Lovely Store! I apsire to be you someday :lol
& I haven't even made my first batch yet :biggrin


----------



## Moonbeam (Oct 6, 2009)

A warning about making soap, it's addicting! When there's no end to what you can make, and the cominations of oils etc, there's just no end to it! Thank you for the nice compliment!


----------



## Samilyn1981 (Oct 6, 2009)

I'm an addicit at heart :grin
Already addicted to cloth Diapering & making wine, what's one more thing! It's the "combinations" that keep me intreged with things. I actually love to sew too, but get bored QUICKLY!


----------



## Aja-Sammati (Oct 26, 2007)

I have labels from your soap, Carla! My aunt sends me labels from all the handcrafted soap she buys- she is an addict!

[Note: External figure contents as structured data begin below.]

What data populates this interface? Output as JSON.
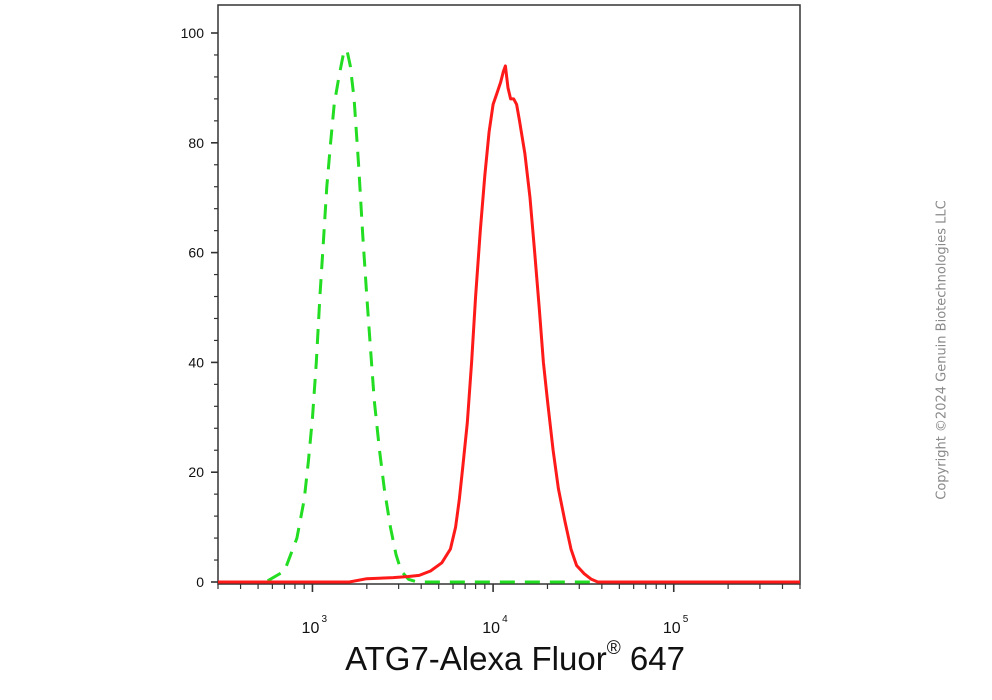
{
  "chart_data": {
    "type": "line",
    "title": "",
    "xlabel": {
      "main": "ATG7-Alexa Fluor",
      "mark": "®",
      "suffix": " 647"
    },
    "ylabel": "",
    "xscale": "log",
    "xlim": [
      300,
      500000
    ],
    "ylim": [
      0,
      100
    ],
    "yticks": [
      0,
      20,
      40,
      60,
      80,
      100
    ],
    "yticks_labels": [
      "0",
      "20",
      "40",
      "60",
      "80",
      "100"
    ],
    "xticks": [
      {
        "value": 1000,
        "base": "10",
        "exp": "3"
      },
      {
        "value": 10000,
        "base": "10",
        "exp": "4"
      },
      {
        "value": 100000,
        "base": "10",
        "exp": "5"
      }
    ],
    "grid": false,
    "legend": "none",
    "series": [
      {
        "color": "#22dd22",
        "style": "dashed",
        "points": [
          [
            300,
            0
          ],
          [
            550,
            0
          ],
          [
            700,
            2
          ],
          [
            820,
            8
          ],
          [
            900,
            15
          ],
          [
            950,
            22
          ],
          [
            1000,
            30
          ],
          [
            1050,
            40
          ],
          [
            1100,
            52
          ],
          [
            1150,
            62
          ],
          [
            1200,
            72
          ],
          [
            1260,
            80
          ],
          [
            1320,
            87
          ],
          [
            1400,
            92
          ],
          [
            1480,
            96
          ],
          [
            1550,
            97
          ],
          [
            1620,
            94
          ],
          [
            1700,
            88
          ],
          [
            1800,
            76
          ],
          [
            1900,
            63
          ],
          [
            2000,
            52
          ],
          [
            2100,
            42
          ],
          [
            2200,
            33
          ],
          [
            2350,
            24
          ],
          [
            2500,
            17
          ],
          [
            2700,
            10
          ],
          [
            2900,
            5
          ],
          [
            3100,
            2
          ],
          [
            3400,
            0.5
          ],
          [
            3800,
            0
          ],
          [
            500000,
            0
          ]
        ]
      },
      {
        "color": "#ff1a1a",
        "style": "solid",
        "points": [
          [
            300,
            0
          ],
          [
            1600,
            0
          ],
          [
            2000,
            0.6
          ],
          [
            2800,
            0.8
          ],
          [
            3400,
            1
          ],
          [
            3900,
            1.2
          ],
          [
            4500,
            2
          ],
          [
            5200,
            3.5
          ],
          [
            5800,
            6
          ],
          [
            6200,
            10
          ],
          [
            6500,
            15
          ],
          [
            6800,
            21
          ],
          [
            7200,
            29
          ],
          [
            7600,
            40
          ],
          [
            8000,
            52
          ],
          [
            8500,
            64
          ],
          [
            9000,
            74
          ],
          [
            9500,
            82
          ],
          [
            10000,
            87
          ],
          [
            10500,
            89
          ],
          [
            11000,
            91
          ],
          [
            11400,
            93
          ],
          [
            11700,
            94
          ],
          [
            12100,
            90
          ],
          [
            12500,
            88
          ],
          [
            13000,
            88
          ],
          [
            13500,
            87
          ],
          [
            14000,
            84
          ],
          [
            15000,
            78
          ],
          [
            16000,
            70
          ],
          [
            17000,
            60
          ],
          [
            18000,
            50
          ],
          [
            19000,
            40
          ],
          [
            20000,
            33
          ],
          [
            21500,
            24
          ],
          [
            23000,
            17
          ],
          [
            25000,
            11
          ],
          [
            27000,
            6
          ],
          [
            29000,
            3
          ],
          [
            32000,
            1.5
          ],
          [
            35000,
            0.5
          ],
          [
            38000,
            0
          ],
          [
            500000,
            0
          ]
        ]
      }
    ]
  },
  "watermark": "Copyright ©2024 Genuin Biotechnologies LLC"
}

She must have gotten some of yours when she was living in Cupertino (she is a market addict, too). I live a few hours north of you- near Redding. I am lucky enough to raise the goats that give milk for my soaps- glad you have 4Hers to get milk from!


----------



## Faye Farms (Sep 14, 2009)

Welcome! I'm new here too. I make milk soaps but I have Ayrshire cows instead of goats.


----------



## Moonbeam (Oct 6, 2009)

Michelle- what a small world! 
Thanks again for the warm welcome everyone, think I'm going to like it here!


----------